If you grade Devon Levi’s performance strictly on what he did in the AHL this season, he gets an A-plus-plus. But, unfortunately for Levi, we’re grading his performance on what he did only with the Blue and Gold, and that’s where the positive vibes end.
So far during his young career with the Sabres, Levi looked good early, very okay in 2023-24, then this past season proved he wasn’t ready for the NHL. But, he’s a goaltender, and it might be the hardest job for one to master in sports. So on that end, bad numbers early on don’t entirely faze me.

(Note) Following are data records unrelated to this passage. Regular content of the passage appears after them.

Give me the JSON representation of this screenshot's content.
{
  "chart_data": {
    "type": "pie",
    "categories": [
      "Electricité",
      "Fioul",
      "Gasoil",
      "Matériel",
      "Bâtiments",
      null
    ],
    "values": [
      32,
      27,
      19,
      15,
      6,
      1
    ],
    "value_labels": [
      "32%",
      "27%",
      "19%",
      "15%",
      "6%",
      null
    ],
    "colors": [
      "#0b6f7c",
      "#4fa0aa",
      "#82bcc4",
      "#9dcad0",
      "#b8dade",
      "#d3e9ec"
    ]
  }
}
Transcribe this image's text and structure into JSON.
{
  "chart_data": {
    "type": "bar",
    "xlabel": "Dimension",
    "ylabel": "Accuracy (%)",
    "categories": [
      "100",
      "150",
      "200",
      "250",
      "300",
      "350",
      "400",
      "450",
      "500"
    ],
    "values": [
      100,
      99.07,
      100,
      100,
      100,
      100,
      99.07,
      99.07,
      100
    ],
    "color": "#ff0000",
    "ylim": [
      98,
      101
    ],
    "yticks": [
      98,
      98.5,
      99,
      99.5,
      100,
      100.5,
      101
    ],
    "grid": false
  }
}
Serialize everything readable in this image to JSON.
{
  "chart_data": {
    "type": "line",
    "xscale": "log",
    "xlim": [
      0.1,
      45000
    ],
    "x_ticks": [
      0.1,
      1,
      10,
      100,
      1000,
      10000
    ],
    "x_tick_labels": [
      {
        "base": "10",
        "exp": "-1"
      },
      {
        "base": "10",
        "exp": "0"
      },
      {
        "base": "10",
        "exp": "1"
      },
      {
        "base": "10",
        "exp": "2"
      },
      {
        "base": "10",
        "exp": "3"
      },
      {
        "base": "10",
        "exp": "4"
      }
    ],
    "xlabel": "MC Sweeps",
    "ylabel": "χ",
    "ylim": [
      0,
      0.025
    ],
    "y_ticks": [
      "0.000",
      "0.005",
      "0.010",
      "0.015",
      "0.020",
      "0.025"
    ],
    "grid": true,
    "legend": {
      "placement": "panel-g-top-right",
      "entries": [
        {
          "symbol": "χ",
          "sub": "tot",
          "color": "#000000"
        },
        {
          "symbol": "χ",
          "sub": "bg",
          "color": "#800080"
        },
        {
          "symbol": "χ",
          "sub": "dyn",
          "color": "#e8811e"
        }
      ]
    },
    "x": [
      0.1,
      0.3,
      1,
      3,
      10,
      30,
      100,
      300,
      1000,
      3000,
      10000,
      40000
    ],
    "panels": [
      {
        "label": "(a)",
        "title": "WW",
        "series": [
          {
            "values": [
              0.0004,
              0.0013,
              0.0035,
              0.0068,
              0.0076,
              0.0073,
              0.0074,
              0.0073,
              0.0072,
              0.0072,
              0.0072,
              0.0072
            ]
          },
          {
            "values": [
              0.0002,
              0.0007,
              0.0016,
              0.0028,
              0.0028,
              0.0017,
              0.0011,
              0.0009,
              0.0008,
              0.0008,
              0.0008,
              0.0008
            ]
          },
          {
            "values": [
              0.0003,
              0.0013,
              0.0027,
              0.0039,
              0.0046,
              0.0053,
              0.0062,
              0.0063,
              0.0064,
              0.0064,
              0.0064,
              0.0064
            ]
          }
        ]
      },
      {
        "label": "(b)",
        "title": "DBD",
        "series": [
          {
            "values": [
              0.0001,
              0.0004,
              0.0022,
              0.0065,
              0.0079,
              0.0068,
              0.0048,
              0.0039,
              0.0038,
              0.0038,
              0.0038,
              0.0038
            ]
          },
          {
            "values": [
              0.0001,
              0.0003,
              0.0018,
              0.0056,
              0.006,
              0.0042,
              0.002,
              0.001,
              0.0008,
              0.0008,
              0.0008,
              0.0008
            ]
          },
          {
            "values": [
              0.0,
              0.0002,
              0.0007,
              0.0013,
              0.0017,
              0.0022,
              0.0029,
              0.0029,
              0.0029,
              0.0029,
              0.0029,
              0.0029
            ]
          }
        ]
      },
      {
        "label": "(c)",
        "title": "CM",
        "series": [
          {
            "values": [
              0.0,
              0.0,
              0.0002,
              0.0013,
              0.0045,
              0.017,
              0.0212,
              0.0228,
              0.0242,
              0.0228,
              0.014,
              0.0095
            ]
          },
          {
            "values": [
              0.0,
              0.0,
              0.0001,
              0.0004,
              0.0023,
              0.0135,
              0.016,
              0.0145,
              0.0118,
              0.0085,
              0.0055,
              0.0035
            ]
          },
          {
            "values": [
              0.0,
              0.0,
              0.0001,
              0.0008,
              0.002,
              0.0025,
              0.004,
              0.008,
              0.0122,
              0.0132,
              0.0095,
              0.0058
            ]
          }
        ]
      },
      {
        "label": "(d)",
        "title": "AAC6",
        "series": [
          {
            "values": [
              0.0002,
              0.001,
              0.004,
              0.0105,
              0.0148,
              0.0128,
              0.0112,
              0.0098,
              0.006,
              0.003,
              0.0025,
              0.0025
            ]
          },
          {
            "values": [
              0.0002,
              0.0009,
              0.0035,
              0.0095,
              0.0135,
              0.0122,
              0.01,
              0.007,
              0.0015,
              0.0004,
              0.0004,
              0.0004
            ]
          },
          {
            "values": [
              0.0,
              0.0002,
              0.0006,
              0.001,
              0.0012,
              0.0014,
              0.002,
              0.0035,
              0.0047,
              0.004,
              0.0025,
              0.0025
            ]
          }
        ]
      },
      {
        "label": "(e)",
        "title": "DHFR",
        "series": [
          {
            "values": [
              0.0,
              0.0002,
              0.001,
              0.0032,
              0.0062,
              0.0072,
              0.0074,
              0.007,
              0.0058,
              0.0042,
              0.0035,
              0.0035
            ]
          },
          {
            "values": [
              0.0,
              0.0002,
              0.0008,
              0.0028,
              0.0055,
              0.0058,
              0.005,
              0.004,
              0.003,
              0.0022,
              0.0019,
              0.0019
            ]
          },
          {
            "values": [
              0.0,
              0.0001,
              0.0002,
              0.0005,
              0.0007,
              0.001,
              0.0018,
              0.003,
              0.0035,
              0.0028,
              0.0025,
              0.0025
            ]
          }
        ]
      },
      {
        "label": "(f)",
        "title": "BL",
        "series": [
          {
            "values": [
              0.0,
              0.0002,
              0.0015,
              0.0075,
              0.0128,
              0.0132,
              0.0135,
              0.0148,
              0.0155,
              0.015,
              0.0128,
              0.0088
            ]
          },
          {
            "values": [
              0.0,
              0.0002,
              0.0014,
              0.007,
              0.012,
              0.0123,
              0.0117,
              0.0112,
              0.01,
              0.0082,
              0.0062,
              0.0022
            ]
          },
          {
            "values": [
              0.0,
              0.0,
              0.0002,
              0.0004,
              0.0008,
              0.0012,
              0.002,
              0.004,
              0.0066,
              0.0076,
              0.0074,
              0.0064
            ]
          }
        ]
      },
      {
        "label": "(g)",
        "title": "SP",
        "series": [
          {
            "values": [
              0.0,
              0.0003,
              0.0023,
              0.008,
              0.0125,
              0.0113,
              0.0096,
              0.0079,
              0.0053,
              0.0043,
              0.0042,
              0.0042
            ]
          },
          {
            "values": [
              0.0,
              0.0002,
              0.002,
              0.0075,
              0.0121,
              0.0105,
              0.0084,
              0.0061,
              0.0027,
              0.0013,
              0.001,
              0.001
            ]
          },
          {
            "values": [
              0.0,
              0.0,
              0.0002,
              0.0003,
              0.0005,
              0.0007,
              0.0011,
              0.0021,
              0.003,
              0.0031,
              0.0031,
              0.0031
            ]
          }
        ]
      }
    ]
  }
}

Grade: C - I’ll let everyone else give Levi a ‘D’ or an ‘F,’ and that would be too cheap if I did the same. Yeah, if he’s 25 and still playing this way, his grade would be off-the-charts bad. But in just his age-23 season with little experience to go on? I’ll give him a very, very solid ‘C,’ with the warning that, should this continue, he’ll be looking at more unsatisfactory marks.
Devon Levi’s 2024-25 stint with the Sabres was a short one
The good news is that Levi crushed it in college, and now, he’s crushing it in the AHL. That tells me one thing: He’ll be crushing it in the NHL at some point, but it wasn’t this season. Instead, Levi finished the year with a 2-7-0 record, notched an 0.872 save percentage, and a meager 4.12 GAA.
He needed to step up when the Sabres broke down defensively, and he never passed the test. That said, bringing James Reimer back while relegating Levi to the AHL was more than the right call, and he led the Amerks moderately deep in the playoffs. For me, this is the first step of what the Blue and Gold need for an ultra-successful goaltender, and Levi handled the “demotion” well.
It also showed he wasn’t rattled with the way he performed at the NHL level. And by January 20th, the writing was more than on the wall. But still, there’s a lot of hope here with Levi following what was another strong stint with the Amerks, and a sign of things to come in the City of Good Neighbors.
Will 2025-26 be the year that Devon Levi finally shows up?
That’s the burning question, ain’t it? The answer is this: Probably more than he did this past season. Levi developed well this year in Rochester, and there’s no doubt about it. And he’ll have a real opportunity to cut into Ukko-Pekka Luukkonen’s ice time, considering the Finn’s struggles in 2024-25.
But Levi didn’t play well enough this season to make much of a dent going into 2025-26, so if he wants to take some of Luukkonen’s time, he has no choice but to show he improved enough to garner something around a 3.10 goals allowed average and a 0.890 save percentage.
Anything lower should mean another stint in Rochester until he proves he can hang with the NHL’s demands. But, once again, you can’t ignore his development this past season in Rochester, so I’ll give him the benefit of the doubt - he’ll hit those numbers.